Solving Bayesian Network Structure Learning Problem with Integer Linear Programming
This work addresses the computational challenge of learning Bayesian network structures, which is incremental as it builds on existing ILP methods with specific constraints and heuristics.
The dissertation tackles the Bayesian Network structure learning problem by formulating it as an integer linear programming (ILP) problem, incorporating cluster constraints for acyclicity and cutting planes to manage exponential constraints, with results presented from experiments on reference datasets.
This dissertation investigates integer linear programming (ILP) formulation of Bayesian Network structure learning problem. We review the definition and key properties of Bayesian network and explain score metrics used to measure how well certain Bayesian network structure fits the dataset.
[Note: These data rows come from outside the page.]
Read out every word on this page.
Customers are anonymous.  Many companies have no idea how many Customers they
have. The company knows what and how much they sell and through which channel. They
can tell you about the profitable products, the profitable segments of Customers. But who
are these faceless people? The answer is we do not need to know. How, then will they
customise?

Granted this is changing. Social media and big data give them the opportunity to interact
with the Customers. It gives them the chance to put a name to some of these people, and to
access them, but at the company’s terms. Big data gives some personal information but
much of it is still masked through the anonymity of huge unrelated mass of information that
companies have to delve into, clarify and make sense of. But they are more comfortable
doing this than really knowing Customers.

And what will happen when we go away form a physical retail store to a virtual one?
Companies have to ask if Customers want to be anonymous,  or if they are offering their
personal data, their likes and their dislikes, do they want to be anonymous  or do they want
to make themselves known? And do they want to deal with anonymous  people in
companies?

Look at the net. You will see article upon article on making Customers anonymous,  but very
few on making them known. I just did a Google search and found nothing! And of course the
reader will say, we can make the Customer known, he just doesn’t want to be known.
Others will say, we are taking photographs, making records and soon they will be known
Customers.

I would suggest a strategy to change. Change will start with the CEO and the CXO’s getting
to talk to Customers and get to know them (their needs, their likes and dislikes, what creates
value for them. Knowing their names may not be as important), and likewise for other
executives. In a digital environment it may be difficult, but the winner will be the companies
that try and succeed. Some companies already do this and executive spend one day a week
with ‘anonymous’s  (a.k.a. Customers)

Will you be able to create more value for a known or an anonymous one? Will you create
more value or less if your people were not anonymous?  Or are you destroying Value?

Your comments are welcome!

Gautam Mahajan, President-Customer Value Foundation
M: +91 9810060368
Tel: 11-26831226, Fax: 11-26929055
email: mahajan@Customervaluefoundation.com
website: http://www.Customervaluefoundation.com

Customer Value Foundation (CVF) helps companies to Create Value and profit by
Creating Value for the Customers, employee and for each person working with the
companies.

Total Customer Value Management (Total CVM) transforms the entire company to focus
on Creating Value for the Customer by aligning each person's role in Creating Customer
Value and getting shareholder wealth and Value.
We outline the integer linear programming formulation based on the decomposability of score metrics. In order to ensure acyclicity of the structure, we add ``cluster constraints'' developed specifically for Bayesian network, in addition to cycle constraints applicable to directed acyclic graphs in general. Since there would be exponential number of these constraints if we specify them fully, we explain the methods to add them as cutting planes without declaring them all in the initial model. Also, we develop a heuristic algorithm that finds a feasible solution based on the idea of sink node on directed acyclic graphs. We implemented the ILP formulation and cutting planes as a \textsf{Python} package, and present the results of experiments with different settings on reference datasets.